2.1 Voor de beoordeling van de klacht gaat de raad, gelet op het klachtdossier en de op de zitting afgelegde verklaringen, uit van de volgende feiten.

2.2     Klager heeft zich in juni 2021 voor rechtsbijstand gewend tot verweerder. Op 21 juli 2021 heeft verweerder aan klager een opdrachtbevestiging gestuurd, waarin is vastgelegd:

         “Met referte aan onze eerdere correspondentie in dit dossier, bevestig ik hierbij voor de goede orde, dat u mij in opgemelde aangelegenheid de opdracht heeft verstrekt om u persoonlijk in uw hoedanigheid van Geschäftsführer van de Duitse vennootschap AEA Zahnbleaching Deutschland GmbH, adviserend bij te staan in de door u als Geschäftsführer in te dienen Eigenantrag auf Eröffnung des Insolvenzverfahrerens voorvennootschap AEA Zahnbleaching Deutschland GmbH, gevestigd te Düsselforf, Duitsland, zulks wegens Überschuldung und (drohende) Zahlungsunfähigkeit,  en daarbij datgene te doen wat voor uw zaak dienstig is.”

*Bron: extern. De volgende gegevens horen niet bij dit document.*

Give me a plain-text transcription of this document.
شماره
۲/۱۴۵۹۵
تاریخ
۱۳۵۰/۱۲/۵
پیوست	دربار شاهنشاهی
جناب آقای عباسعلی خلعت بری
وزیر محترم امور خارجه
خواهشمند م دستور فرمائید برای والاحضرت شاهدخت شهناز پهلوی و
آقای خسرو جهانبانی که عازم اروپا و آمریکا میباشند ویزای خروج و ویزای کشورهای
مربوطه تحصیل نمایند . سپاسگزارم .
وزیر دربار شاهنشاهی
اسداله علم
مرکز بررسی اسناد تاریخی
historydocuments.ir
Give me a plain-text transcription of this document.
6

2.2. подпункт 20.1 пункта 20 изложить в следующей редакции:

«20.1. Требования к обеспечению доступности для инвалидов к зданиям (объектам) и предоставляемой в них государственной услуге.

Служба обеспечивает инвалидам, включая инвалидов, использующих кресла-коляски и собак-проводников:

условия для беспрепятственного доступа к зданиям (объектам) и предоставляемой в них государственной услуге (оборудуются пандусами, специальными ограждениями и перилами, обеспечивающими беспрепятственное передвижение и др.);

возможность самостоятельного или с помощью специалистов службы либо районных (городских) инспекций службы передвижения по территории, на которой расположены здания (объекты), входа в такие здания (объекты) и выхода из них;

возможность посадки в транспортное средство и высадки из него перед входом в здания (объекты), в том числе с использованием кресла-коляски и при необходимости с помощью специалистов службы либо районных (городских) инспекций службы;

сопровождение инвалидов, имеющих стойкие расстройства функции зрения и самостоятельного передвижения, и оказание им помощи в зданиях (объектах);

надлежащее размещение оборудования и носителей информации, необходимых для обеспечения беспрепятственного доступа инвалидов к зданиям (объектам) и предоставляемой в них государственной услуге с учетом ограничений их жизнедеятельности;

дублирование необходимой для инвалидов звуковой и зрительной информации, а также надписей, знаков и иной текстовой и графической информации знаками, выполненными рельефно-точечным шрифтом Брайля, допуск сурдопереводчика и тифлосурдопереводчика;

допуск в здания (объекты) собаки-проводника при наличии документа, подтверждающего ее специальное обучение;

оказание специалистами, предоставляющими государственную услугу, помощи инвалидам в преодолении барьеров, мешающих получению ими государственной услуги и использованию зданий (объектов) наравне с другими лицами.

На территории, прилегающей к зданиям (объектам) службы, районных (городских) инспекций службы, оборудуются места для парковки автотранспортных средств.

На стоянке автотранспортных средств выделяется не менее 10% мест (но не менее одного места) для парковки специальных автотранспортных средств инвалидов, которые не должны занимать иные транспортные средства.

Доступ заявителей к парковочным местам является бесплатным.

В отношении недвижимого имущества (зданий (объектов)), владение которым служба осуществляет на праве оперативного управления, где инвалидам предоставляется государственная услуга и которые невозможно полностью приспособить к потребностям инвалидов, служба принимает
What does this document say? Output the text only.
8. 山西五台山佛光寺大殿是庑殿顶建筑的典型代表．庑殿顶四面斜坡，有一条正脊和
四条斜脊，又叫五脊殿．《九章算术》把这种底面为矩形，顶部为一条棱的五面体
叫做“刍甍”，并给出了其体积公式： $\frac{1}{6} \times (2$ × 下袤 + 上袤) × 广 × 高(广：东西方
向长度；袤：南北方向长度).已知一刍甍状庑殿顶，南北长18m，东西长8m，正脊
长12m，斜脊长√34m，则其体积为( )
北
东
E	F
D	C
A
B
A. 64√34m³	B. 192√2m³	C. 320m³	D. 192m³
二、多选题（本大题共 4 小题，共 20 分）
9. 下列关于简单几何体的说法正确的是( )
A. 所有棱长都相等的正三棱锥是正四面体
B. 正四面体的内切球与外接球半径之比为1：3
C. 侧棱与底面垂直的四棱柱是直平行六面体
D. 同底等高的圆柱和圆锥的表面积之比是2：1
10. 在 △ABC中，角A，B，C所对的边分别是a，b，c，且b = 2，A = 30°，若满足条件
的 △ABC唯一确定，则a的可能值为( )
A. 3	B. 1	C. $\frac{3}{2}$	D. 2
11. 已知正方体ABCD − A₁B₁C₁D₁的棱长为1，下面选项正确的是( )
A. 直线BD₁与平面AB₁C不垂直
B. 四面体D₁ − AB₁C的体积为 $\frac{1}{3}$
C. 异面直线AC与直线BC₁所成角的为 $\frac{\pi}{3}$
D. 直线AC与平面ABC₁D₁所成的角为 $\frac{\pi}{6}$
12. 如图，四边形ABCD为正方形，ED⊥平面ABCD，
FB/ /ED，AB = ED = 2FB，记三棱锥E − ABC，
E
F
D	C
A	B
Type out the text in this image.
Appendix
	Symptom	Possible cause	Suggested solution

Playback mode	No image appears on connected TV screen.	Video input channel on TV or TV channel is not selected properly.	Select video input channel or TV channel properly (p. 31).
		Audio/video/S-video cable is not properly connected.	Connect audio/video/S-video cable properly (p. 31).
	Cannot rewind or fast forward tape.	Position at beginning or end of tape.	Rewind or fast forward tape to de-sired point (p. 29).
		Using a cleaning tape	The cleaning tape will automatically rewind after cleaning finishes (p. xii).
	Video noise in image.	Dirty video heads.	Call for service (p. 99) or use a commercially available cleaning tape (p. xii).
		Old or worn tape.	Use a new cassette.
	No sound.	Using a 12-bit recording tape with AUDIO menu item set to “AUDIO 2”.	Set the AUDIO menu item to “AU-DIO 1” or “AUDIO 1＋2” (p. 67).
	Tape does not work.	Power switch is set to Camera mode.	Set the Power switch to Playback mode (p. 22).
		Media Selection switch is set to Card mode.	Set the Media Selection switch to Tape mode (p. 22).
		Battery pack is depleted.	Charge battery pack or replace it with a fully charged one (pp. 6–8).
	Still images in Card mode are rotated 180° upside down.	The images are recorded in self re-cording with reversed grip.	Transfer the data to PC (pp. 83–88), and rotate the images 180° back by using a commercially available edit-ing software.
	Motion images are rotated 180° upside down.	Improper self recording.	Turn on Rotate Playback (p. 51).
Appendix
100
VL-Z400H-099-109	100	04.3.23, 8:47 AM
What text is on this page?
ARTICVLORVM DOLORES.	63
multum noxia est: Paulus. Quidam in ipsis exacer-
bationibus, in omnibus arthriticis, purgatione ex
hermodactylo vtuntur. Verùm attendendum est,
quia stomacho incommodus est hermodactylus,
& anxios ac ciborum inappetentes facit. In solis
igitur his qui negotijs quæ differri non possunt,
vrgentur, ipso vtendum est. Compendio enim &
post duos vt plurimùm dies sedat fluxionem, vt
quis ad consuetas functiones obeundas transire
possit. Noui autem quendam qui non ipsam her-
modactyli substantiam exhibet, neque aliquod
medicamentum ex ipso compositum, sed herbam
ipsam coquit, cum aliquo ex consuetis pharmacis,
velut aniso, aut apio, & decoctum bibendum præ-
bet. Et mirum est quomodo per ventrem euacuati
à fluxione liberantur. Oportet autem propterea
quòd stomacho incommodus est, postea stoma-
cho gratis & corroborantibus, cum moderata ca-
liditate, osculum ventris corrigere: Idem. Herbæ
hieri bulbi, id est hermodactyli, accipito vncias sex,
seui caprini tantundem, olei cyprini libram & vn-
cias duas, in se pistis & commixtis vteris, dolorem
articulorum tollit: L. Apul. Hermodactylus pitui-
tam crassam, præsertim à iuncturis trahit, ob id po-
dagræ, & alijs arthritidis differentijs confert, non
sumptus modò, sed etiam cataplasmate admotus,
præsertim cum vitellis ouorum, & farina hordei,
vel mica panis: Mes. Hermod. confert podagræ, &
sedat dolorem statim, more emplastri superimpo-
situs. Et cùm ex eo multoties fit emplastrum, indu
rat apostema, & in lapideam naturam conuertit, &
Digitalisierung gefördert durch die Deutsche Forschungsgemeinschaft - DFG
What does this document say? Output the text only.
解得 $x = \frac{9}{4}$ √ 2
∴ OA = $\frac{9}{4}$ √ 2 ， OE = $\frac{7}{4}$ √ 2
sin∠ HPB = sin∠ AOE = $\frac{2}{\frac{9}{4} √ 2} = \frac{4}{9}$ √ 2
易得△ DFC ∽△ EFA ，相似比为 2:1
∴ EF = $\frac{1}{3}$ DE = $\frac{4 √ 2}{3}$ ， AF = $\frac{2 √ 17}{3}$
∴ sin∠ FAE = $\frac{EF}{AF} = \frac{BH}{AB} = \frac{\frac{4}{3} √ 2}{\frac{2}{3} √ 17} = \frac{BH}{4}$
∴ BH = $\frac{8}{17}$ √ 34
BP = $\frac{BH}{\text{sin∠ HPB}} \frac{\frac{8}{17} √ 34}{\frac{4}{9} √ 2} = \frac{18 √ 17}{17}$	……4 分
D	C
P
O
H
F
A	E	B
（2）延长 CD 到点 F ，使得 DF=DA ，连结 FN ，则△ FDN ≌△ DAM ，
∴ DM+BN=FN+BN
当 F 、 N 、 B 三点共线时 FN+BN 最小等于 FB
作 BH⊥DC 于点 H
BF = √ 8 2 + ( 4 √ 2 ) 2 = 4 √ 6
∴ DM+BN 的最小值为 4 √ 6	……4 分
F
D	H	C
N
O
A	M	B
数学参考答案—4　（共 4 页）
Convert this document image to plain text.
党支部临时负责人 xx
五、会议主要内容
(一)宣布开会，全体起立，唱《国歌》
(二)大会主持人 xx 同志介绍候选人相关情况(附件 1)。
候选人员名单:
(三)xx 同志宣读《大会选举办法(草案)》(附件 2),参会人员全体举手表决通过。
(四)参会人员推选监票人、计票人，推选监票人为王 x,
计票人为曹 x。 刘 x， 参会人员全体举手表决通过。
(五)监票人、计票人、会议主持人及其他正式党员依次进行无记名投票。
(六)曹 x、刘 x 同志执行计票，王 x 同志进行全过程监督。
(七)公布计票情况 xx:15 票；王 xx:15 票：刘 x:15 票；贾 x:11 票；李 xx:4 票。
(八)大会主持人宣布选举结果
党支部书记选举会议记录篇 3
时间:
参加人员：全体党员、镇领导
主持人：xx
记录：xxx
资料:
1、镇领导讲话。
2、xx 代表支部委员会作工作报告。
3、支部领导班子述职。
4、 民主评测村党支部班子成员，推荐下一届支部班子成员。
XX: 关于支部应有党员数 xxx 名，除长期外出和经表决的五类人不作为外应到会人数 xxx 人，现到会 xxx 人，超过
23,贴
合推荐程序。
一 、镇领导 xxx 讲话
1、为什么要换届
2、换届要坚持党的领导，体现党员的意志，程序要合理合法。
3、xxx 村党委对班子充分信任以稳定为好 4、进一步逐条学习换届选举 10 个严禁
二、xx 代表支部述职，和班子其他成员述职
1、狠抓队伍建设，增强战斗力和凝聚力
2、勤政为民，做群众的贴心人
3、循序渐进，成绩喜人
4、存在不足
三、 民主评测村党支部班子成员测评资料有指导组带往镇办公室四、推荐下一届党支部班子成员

2.3     Ter zake het honorarium is een vaste prijs van € 1.000,-- te vermeerderen met 5% kantoorkosten, BTW en verschotten overeengekomen.

2.4     Op 23 augustus 2021 heeft klager de door hem ondertekende opdrachtbevestiging aan verweerder gestuurd.

2.5     Op 25 augustus 2021 heeft verweerder de ingevulde en van bijlagen voorziene Eigentrag

          per gewone post in tweevoud aan klager verstuurd, met de instructie om, na voorafgaande telefonisch afspraak, deze schriftelijke Antrag met de Geschäftsstelle van het Ambtsgericht Düsseldorf door te nemen en in behandeling te laten nemen.

2.6     Klager heeft daarna per e-mail aan verweerder stukken toegestuurd. Verweerder heeft daarop niet gereageerd.  

2.7     In de periode van 18 augustus 2021 tot en met 10 november 2021 heeft klager meermaals vergeefs geprobeerd om telefonisch contact te krijgen met verweerder.  In deze periode hebben klager en verweerder telefonisch contact met elkaar gehad op 31 augustus 2021 en 10 en 11 september 2021. Op 12 oktober 2021 heeft klager aan verweerder een sms-bericht gestuurd met de tekst:

         “[Verweerder] kunt u ons bellen? We snappen even niet waarom u totaal onbereikbaar bent? Ook voor de mails! Zou u per mail ons de bevestiging willen sturen voor de faillietverklaring? En hoe het hiermee staat?”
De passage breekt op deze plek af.